Gates invests in more than 40 "teacher practice networks," Wong said, but most of them are not as informal and grassroots as EdCamp. Its shift to this model is deliberate.
"Teachers want to connect to other teachers, but they don't have the space and time, and EdCamp provides enough of a structure - even though it's quite minimal - for teachers to become leaders in their own profession," said Wong.
Stephen Santilli, principal of William Davies Middle School in Hamilton Township, Atlantic County, started participating in EdCamps three years ago. Now, he is an organizer of EdCamp South Jersey and an enthusiastic evangelist for the movement.
Santilli has helped organize EdCamps and EdCamp-style events for teachers, principals, even parents. Next spring, his school district will devote an entire professional development day to EdCamp-style training.
"When you're done, you have so many things that you want to put into practice," Santilli said. "It's like an adrenaline rush. The majority of things I've done in my own school have stemmed from conversations and ideas from EdCamps."
That's a sea change from past professional developments, Santilli said, "when the feedback we'd get is, 'I have my master's in this.
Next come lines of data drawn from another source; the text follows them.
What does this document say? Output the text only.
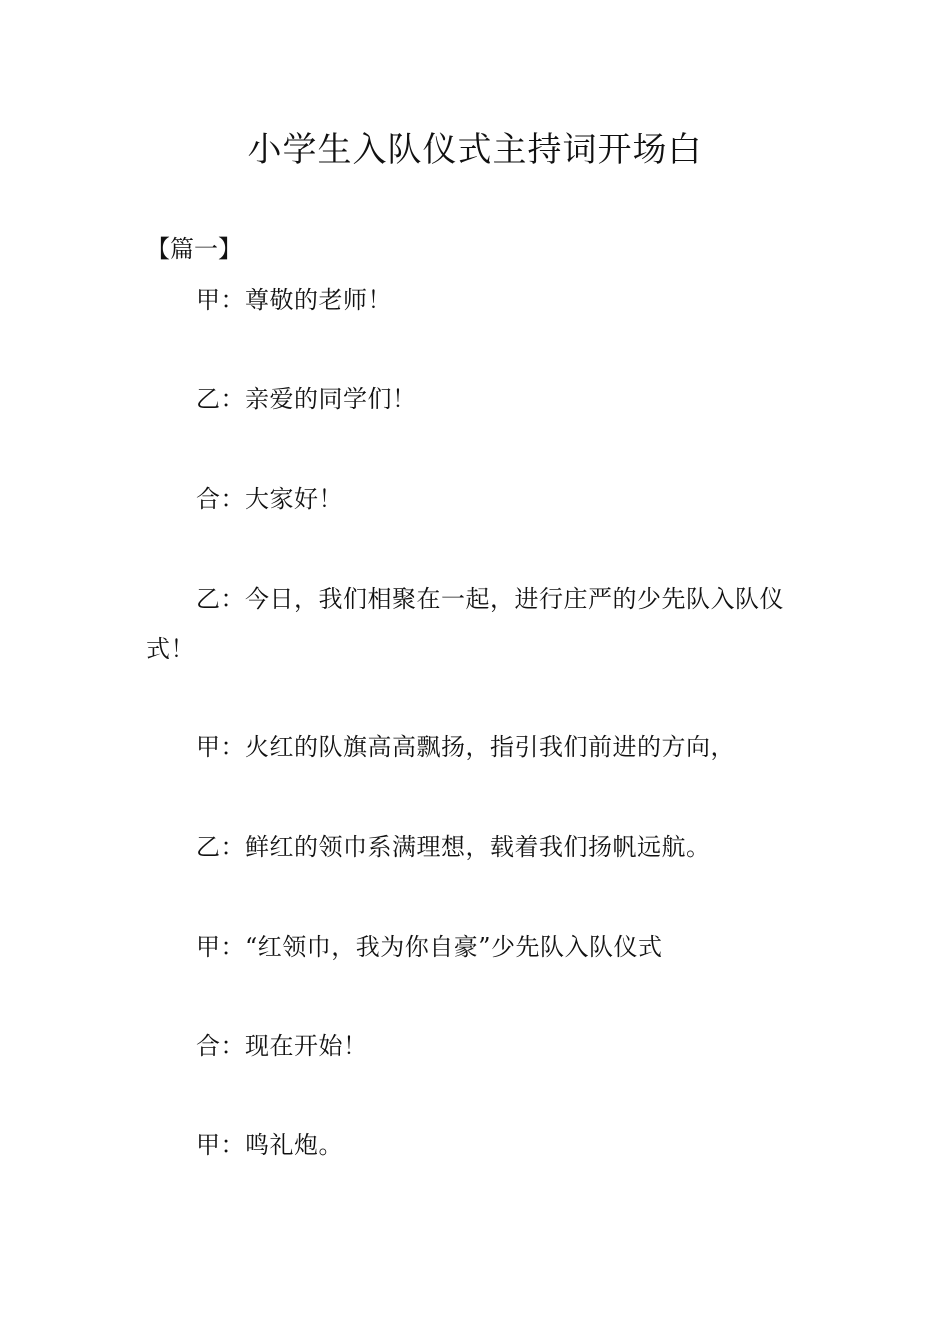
小学生入队仪式主持词开场白

【篇一】

甲：尊敬的老师！

乙：亲爱的同学们！

合：大家好！

乙：今日，我们相聚在一起，进行庄严的少先队入队仪式！

甲：火红的队旗高高飘扬，指引我们前进的方向，

乙：鲜红的领巾系满理想，载着我们扬帆远航。

甲：“红领巾，我为你自豪”少先队入队仪式

合：现在开始！

甲：鸣礼炮。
Why did I sit through this for two hours?' Or, 'I could have given that presentation myself.' "
Founding EdCamper Ann Leaness, a teacher at Philadelphia's Science Leadership Academy @ Beeber, is still charged up by the movement, five years later.
"It's just so empowering," said Leaness, a veteran teacher. "After the first EdCamp, we knew we had to show other teachers the energy that can be in the room at a professional development [session] instead of being bored out of your mind and being told what to do."
The Gates money will help the foundation build new programs, organize a central clearinghouse to communicate with EdCamp organizers, and continue to fund grants to spread ideas cooked up at EdCamps into classrooms.
"It's Gates saying, 'You are having an impact on teachers, you are facilitating their learning and their growth,' and they want to help us do that," Ferguson said.
It's change on a large scale, but it's also granular, said Leaness, who at a recent EdCamp presented a project her students worked on in class.
"I just said, 'Help me to make this better.' I said, 'What can I do to make this a better experience in my class?' " she said. "The power is in teachers becoming better, and making kids' lives better."